Some of American's biggest holidays - Thanksgiving, Fourth of July, Labor Day, Memorial Day - are strictly American. Nobody else in the world celebrates those specific holidays on the exact same day for the exact same reason we do.
Taking that into consideration, it would make sense that the rest of the world gets days off of work that we here do not.
Curious? I was. So here's a list:
2nd Monday of January - Japan - Adults's Day: A celebration for all people who have turned 20 in the last year, which in Japanese culture is when they are officially considered adults.
February - India - Full Moon Day: A day to commemorate Buddhist teachings. I could explain the details of this "Magha Puja," but they're more complex than you probably care to hear about. They're definitely more complex than I care to write about.
February 6 - New Zealand - Waitangi Day: Day to recall an 1840 treaty signed by the native Maori people, which officially founded the country of New Zealand.
April - Switzerland - Sechselauten: Celebrates the beginning of spring. One of the more awesome things the Swiss do to celebrate is symbolically say goodbye to winter by draping a giant snowman in explosives, which they of course detonate shortly thereafter. I absolutely am not making this up.
May 5 - Mexico - Cinco de Mayo: Celebrates 1861 victory over French military, not the day Corona was invented, as is commonly mistaken. It's not the Mexican Indpendence Day (that's in September); just commemorating an important battle. Actually, in today's world it's more about celebrating Mexican history and culture.
May 24 - Canada - Victoria Day: Birthday of late Queen Victoria of Great Britain. They've been celebrating this since before confederacy, and people in Victoria, British Columbia obviously love it. Canadians sometimes call the day "May Two-Four" not because it falls on the 24th, but because they're going to get sloppy on a 24-pack of beer. Again, honest-to-goodness truth. I wouldn't lie to you about beer.
July 14 - France - Bastille Day: Celebrates the start of the French Revolution in 1789, specifically the storming of the Bastille, which was seen as the symbol of the uprising of the Modern Nation.
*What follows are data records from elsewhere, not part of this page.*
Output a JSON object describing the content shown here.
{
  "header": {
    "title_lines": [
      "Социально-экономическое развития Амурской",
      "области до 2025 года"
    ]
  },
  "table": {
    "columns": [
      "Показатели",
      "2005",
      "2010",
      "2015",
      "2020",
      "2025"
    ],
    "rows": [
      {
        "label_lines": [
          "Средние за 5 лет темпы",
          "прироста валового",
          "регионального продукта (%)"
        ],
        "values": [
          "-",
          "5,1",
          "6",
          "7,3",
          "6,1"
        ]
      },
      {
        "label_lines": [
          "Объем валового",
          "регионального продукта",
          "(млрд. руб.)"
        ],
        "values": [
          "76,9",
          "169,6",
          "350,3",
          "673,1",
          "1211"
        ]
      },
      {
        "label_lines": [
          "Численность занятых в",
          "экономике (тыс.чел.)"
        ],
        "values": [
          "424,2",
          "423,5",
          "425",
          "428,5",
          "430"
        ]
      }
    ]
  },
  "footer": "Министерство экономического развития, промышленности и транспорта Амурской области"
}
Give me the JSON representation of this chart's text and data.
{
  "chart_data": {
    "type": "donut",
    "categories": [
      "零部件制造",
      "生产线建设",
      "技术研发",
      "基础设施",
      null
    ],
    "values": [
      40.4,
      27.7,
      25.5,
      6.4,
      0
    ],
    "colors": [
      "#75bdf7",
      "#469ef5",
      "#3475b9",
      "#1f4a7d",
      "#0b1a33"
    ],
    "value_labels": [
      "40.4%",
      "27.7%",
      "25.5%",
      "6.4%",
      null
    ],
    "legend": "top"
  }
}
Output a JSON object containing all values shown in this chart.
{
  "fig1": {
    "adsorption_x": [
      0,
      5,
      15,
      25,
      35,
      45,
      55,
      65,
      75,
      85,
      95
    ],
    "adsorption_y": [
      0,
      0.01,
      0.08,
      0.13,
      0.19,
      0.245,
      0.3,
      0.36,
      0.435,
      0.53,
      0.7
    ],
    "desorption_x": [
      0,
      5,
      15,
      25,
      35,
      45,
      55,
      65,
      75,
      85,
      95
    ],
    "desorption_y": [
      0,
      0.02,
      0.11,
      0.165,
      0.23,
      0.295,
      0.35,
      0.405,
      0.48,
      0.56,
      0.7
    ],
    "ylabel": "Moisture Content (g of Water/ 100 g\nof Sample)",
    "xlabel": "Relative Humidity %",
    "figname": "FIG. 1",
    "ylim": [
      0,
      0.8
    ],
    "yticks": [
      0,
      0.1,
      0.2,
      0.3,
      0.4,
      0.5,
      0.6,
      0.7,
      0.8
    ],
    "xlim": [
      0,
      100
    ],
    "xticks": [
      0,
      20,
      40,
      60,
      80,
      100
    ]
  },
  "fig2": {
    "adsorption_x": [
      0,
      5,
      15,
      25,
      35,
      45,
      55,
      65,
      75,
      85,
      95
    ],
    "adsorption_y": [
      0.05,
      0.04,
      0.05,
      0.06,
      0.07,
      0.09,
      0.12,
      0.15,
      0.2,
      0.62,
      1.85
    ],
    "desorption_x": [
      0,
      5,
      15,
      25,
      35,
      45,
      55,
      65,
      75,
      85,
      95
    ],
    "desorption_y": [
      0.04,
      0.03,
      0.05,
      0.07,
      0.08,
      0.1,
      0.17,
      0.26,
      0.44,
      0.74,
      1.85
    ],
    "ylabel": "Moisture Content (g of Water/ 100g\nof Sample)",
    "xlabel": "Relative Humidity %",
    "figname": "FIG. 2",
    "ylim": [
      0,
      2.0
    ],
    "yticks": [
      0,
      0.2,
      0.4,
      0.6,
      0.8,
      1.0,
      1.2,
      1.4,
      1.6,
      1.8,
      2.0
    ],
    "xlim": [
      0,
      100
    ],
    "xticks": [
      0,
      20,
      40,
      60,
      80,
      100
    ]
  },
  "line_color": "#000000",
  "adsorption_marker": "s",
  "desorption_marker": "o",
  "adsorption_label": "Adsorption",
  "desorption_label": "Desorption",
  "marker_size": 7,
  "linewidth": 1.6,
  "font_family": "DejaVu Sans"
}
November 5 - Great Britain - Guy Fawkes Day: Celebrates foiling of a traitorous 1605 plot in which Guy Fawkes and a bunch of other naughty Catholics were going to blow up the Houses of Paliament in London. Fawkes and Co. lost, obviously, and now they dance on his grave every November 5th. Actually, I can't prove that last part, but they definitely throw a party. Whether or not that's on Guy Fawkes's grave is currently unknown to me.
December 26 - Australia, Great Britain, Canada - Boxing Day: A bonus day for giving gifts after Christmas. Where we in American spend the day making returns and shopping our little greedy butts off, these other nations use the day to hand out gifts to those who are less fortunate. Sounds pretty boring, right? :)
Now, if we just keep our fingers crossed for the Barack Obama day some legislatures are trying to pass, even though he's not even the damn president yet and hasn't proved anything, we can maybe get an extra day off of work for that one, too!